Cars I Have Been Loosely Aquainted With


I ran across this at Jay Leno's Garage today, and it got me thinking about a couple of collector cars that might just have slipped through my fingers.

One summer my Dad decided he wanted to restore a car, so he and I started looking through the Trading Post (an old paper that advertised all sorts of things) for something interesting.

One we ran into was a 1933 Pierce Arrow sedan for $1000. This was back in probably 1990 or so, and fully restored this car was worth around $50,000. We called the owner and the story got even better. Her father-in-law had bought the car new and drove it from Chicago to Cincinnati in 1963 when he came to live with her and her husband. He parked the car in their driveway (in a rather upscale part of town) and never touched it again. Father-in-law died in 1970 and the car was still right where he left it. Her husband had recently taken ill, and she was basically selling off all his stuff.

Pierce Arrow was a well known car 70 years ago, and I think their last year of production was 1935 or so. They were a luxury car- you could buy maybe 10 Model-A Fords for the cost of one Pierce Arrow- and owning one in ’33 would be akin to having a top of the line Mercedes today.

We took a chance and went to see it.
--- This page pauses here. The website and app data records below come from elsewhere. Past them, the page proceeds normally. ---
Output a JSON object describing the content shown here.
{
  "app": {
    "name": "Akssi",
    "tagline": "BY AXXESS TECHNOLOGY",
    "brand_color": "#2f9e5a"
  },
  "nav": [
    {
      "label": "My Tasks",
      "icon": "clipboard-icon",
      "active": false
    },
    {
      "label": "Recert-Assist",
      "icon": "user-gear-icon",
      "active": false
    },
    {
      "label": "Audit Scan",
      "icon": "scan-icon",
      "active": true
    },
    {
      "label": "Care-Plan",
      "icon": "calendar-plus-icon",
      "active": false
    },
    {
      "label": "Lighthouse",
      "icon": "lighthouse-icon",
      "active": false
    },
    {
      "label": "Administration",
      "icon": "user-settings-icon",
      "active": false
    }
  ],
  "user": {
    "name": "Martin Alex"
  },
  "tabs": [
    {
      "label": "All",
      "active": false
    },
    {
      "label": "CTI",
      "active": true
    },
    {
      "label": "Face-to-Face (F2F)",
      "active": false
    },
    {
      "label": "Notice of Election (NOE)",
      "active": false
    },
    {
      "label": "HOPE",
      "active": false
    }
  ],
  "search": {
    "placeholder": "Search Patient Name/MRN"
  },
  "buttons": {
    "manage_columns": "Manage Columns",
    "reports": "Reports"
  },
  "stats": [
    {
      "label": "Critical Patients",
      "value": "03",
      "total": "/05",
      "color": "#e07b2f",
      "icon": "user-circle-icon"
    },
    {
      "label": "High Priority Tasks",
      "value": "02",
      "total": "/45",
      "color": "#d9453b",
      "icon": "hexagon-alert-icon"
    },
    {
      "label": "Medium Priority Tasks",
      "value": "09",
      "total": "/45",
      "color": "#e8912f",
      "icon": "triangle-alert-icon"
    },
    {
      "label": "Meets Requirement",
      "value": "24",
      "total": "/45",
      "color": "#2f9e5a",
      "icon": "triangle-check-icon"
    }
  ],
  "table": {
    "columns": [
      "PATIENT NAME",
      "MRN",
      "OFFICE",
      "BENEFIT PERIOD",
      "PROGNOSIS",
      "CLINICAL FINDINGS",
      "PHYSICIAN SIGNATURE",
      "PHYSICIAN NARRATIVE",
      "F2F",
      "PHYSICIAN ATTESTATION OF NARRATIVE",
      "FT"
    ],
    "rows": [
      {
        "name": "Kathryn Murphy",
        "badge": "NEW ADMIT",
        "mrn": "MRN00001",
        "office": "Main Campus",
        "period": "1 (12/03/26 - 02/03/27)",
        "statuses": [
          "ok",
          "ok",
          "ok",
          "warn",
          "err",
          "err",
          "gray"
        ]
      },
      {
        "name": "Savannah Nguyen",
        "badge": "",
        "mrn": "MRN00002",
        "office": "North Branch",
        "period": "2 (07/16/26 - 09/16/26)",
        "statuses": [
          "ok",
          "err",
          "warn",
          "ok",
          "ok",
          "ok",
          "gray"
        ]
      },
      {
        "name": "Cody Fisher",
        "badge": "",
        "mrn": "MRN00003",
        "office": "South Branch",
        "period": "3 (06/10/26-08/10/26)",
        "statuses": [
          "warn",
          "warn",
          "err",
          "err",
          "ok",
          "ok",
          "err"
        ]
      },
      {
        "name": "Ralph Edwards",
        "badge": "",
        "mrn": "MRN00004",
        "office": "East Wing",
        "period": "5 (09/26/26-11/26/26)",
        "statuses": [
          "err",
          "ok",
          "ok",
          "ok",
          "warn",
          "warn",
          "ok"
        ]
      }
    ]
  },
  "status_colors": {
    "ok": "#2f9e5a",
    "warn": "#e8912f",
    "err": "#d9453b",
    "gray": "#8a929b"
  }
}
The car was complete down to the wing nut on the air cleaner. The tires even still had air in them. The roof was made of leather, over top of wooden bows, even though the sides were metal. Car manufacturers hadn’t yet figured out how to make a solid metal roof that didn’t ‘drum’, or flex, as the car ran down the road. And this is where the trouble started.

Cars of this vintage were almost a wood body wrapped in steel. Sometime in the 30 years between when the car was parked and when we went to look at it the roof had started to leak. And thirty years of water had ruined all of the wood. The wood that framed the roof, doors, body, floor and seats was gone. The paint was faded on most of the car to a mottled blue, and the chrome was dull and pitted.

One bright spot was the front end. A bush had grown up over the grill, headlights and fenders. These parts looked like brand new. If they had thrown a tarp over this thing in 1963 it would have been a $20,000 car.

As it was, it wasn’t worth the $1000 she was asking.

We thanked her for her time and kept looking.

And kept regretting our decision. That car would have been an immense amount of work, but would probably been worth it.